Now we can clearly see that top 5 hours to post an ask post on Hacker News site in order to get the maximum amount of comments. The top hour is **15:00** but it would be good to keep in mind that the time zone is *Eastern Time in the US* for this data set.

#### Convert to GMT+3 Time Zone


In [20]:
# print top hour for comments
print('TOP HOURS FOR COMMENTS AND POINTS FOR GMT+3 TIMEZONE \n')
for row in sorted_swap_comments[:5]:
    hour_dt = dt.datetime.strptime(row[1], '%H')
    hour_dt += dt.timedelta(hours=8)
    hour = hour_dt.strftime('%H:%M')
    string = '{}: {:.2f} average comments per post.'.format(hour, row[0])
    print(string)

print('\n')
print('Top 5 Hours for Ask Posts Points')

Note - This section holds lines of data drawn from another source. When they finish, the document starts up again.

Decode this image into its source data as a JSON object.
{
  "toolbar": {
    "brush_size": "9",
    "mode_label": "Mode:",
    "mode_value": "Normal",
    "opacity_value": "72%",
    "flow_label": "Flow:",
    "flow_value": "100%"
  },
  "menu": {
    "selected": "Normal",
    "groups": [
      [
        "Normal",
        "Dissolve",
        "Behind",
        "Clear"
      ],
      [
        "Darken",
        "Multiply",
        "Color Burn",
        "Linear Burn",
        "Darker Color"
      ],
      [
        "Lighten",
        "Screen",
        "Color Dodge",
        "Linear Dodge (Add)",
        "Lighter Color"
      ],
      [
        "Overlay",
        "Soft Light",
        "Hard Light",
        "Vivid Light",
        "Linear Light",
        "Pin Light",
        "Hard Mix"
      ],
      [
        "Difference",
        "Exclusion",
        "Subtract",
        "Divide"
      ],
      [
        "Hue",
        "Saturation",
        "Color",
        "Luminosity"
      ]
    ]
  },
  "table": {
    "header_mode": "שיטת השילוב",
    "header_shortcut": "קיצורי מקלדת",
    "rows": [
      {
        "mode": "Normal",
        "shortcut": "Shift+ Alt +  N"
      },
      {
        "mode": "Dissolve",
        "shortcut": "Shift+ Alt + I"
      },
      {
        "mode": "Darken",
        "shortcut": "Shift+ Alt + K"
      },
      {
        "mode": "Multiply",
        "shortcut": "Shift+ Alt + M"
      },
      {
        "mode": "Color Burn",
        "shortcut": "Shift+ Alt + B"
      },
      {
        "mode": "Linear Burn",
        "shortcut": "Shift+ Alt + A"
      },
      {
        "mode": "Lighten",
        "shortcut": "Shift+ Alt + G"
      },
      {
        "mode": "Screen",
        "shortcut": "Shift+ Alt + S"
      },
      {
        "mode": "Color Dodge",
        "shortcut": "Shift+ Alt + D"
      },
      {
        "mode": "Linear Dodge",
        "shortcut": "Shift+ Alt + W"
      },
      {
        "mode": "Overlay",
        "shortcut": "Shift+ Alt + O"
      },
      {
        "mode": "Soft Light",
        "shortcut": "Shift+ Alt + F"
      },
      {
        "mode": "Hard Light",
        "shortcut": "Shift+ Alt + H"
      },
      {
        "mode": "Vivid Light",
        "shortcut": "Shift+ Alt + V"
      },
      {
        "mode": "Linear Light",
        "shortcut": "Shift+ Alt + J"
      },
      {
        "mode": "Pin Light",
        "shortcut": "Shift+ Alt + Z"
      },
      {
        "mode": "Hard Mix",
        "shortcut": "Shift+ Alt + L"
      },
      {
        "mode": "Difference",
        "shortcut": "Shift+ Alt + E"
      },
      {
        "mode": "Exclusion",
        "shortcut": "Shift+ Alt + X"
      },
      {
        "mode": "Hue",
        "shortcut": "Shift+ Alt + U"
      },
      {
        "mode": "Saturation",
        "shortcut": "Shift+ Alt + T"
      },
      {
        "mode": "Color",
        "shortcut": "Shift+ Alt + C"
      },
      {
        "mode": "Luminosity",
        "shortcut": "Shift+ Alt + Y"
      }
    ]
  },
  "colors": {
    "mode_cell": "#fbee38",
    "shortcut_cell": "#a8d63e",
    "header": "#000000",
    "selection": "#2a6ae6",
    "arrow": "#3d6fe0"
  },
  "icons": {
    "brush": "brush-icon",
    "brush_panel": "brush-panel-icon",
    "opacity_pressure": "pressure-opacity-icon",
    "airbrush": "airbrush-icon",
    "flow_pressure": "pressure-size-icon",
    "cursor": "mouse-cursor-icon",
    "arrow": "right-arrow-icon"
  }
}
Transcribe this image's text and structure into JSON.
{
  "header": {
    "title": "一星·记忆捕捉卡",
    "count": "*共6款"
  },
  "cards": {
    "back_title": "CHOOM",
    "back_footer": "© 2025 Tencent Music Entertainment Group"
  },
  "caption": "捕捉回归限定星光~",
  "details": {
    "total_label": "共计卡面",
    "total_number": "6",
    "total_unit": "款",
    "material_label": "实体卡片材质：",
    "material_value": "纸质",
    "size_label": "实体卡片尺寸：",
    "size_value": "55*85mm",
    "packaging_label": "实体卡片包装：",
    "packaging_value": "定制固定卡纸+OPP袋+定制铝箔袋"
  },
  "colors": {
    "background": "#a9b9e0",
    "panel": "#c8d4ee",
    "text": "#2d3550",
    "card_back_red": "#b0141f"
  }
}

# print top hour for points
for row in sorted_swap_points[:5]:
    hour_dt = dt.datetime.strptime(row[1], '%H')
    hour_dt += dt.timedelta(hours=8)
    hour = hour_dt.strftime('%H:%M')
    string = '{}: {:.2f} average points per post.'.format(hour, row[0])
    print(string)

TOP HOURS FOR COMMENTS AND POINTS FOR GMT+3 TIMEZONE 

23:00: 28.68 average comments per post.
21:00: 16.32 average comments per post.
20:00: 12.38 average comments per post.
10:00: 11.14 average comments per post.
18:00: 10.68 average comments per post.


Top 5 Hours for Ask Posts Points
23:00: 21.64 average points per post.
21:00: 17.93 average points per post.
20:00: 13.58 average points per post.
18:00: 13.44 average points per post.
01:00: 12.19 average points per post.


Between Eastern Time in the US and GMT+3 time zone there is 8 hours of difference(I currently reside in Turkey so this time zone should be considered.) 

## Conclusions:



Our goals were to find whether Ask HN posts or Show HN posts attract more attention and also to see the prime hour in order to get most comments on our post.

We have found out that Ask HN posts have higher average of comments than Show HN posts so we chose to make our analysis based on Ask HN posts.

As we can see from the averages above, if we'd like to attract the most amount of comments for our **Ask HN** post the best option would be to post it on **23:00**. Likewise the most amount of points an ask post attracts based on hour is again 23:00. Thus we can say that we would hit two birds with one stone.